Roy Abraham Kallivayalil, secrétaire général de l’association World Psychiatric et chef du département de psychiatrie de l’hôpital de Pushpagiri, explique que l’établissement a accueilli plus de deux cents victimes ces deux dernières semaines. Plusieurs personnes ont exprimé l’envie d’en finir parce qu’elles ne voient pas comment elles peuvent s’en sortir financièrement, ajoute-t-il. « Selon l’OMS, 20 à 40 % des personnes qui souffrent des conséquences d’une catastrophe naturelle ou provoquée par l’homme risquent de développer au minimum des formes modérées de détresse psychologique », précise Roy, ajoutant que beaucoup de victimes souffrent de troubles sérieux voire graves. « Quelques-uns risquent de développer des troubles mentaux handicapants. Réagir à temps peut permettre de réduire considérablement le risque que cela arrive », assure-t-il.

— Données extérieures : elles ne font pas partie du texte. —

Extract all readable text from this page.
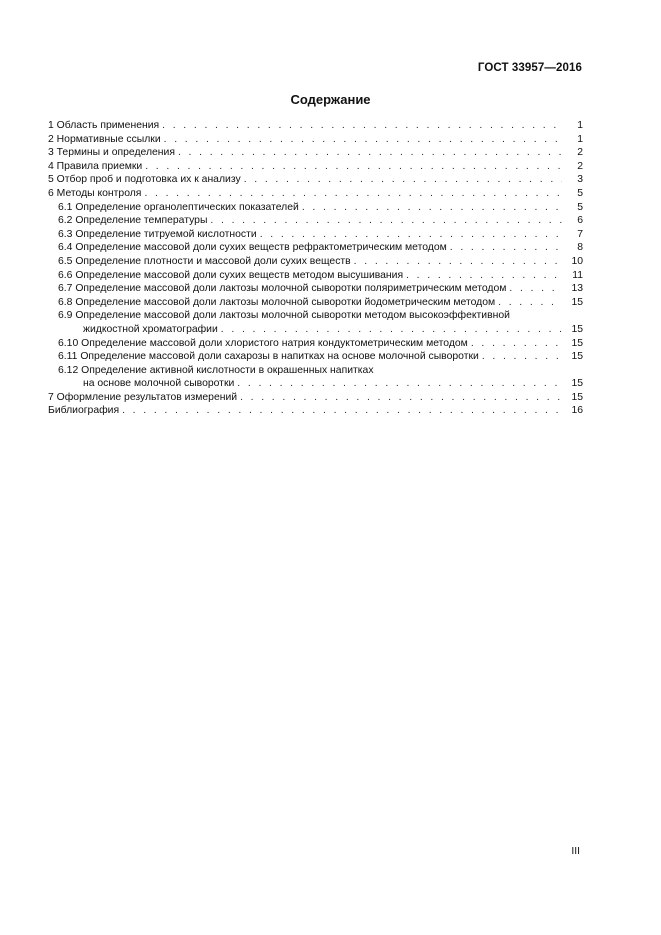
ГОСТ 33957—2016
Содержание
1 Область применения . . .	1
2 Нормативные ссылки . . .	1
3 Термины и определения . . .	2
4 Правила приемки . . .	2
5 Отбор проб и подготовка их к анализу . . .	3
6 Методы контроля . . .	5
6.1 Определение органолептических показателей . . .	5
6.2 Определение температуры . . .	6
6.3 Определение титруемой кислотности . . .	7
6.4 Определение массовой доли сухих веществ рефрактометрическим методом . . .	8
6.5 Определение плотности и массовой доли сухих веществ . . .	10
6.6 Определение массовой доли сухих веществ методом высушивания . . .	11
6.7 Определение массовой доли лактозы молочной сыворотки поляриметрическим методом . . .	13
6.8 Определение массовой доли лактозы молочной сыворотки йодометрическим методом . . .	15
6.9 Определение массовой доли лактозы молочной сыворотки методом высокоэффективной
жидкостной хроматографии . . .	15
6.10 Определение массовой доли хлористого натрия кондуктометрическим методом . . .	15
6.11 Определение массовой доли сахарозы в напитках на основе молочной сыворотки . . .	15
6.12 Определение активной кислотности в окрашенных напитках
на основе молочной сыворотки . . .	15
7 Оформление результатов измерений . . .	15
Библиография . . .	16
III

Le père Paul Cheruvally, directeur de la branche sociale de l’Église syro-malabare de l’archidiocèse d’Ernakulam-Angamaly, confie qu’il dispose d’une équipe importante de conseillers expérimentés, dont des prêtres, des religieuses et des laïcs, qui rendent visite aux maisons affectées à travers l’archidiocèse. Moyan Roy, qui a été coordinateur de l’OMS pour la réhabilitation psychologique des personnes touchées par le tsunami qui a touché le Kerala en 2004, pense que l’implication de conseillers locaux est la bonne approche. « Ils sont familiers des conditions particulières de la communauté, ce qui les rend bien plus efficaces que des experts extérieurs », assure-t-il. Ils peuvent identifier des cas troubles de stress post-traumatique (TSPT) ou « syndrome du survivant », en relevant une série de symptômes : perte d’appétit, insomnie, vertiges, nervosité ou encore troubles de la concentration. Roy ajoute que selon son expérience, la plupart des victimes de catastrophes ou de traumatismes se rétablissent en quelques mois, à condition de recevoir un accompagnement ou une aide psychiatrie adaptés.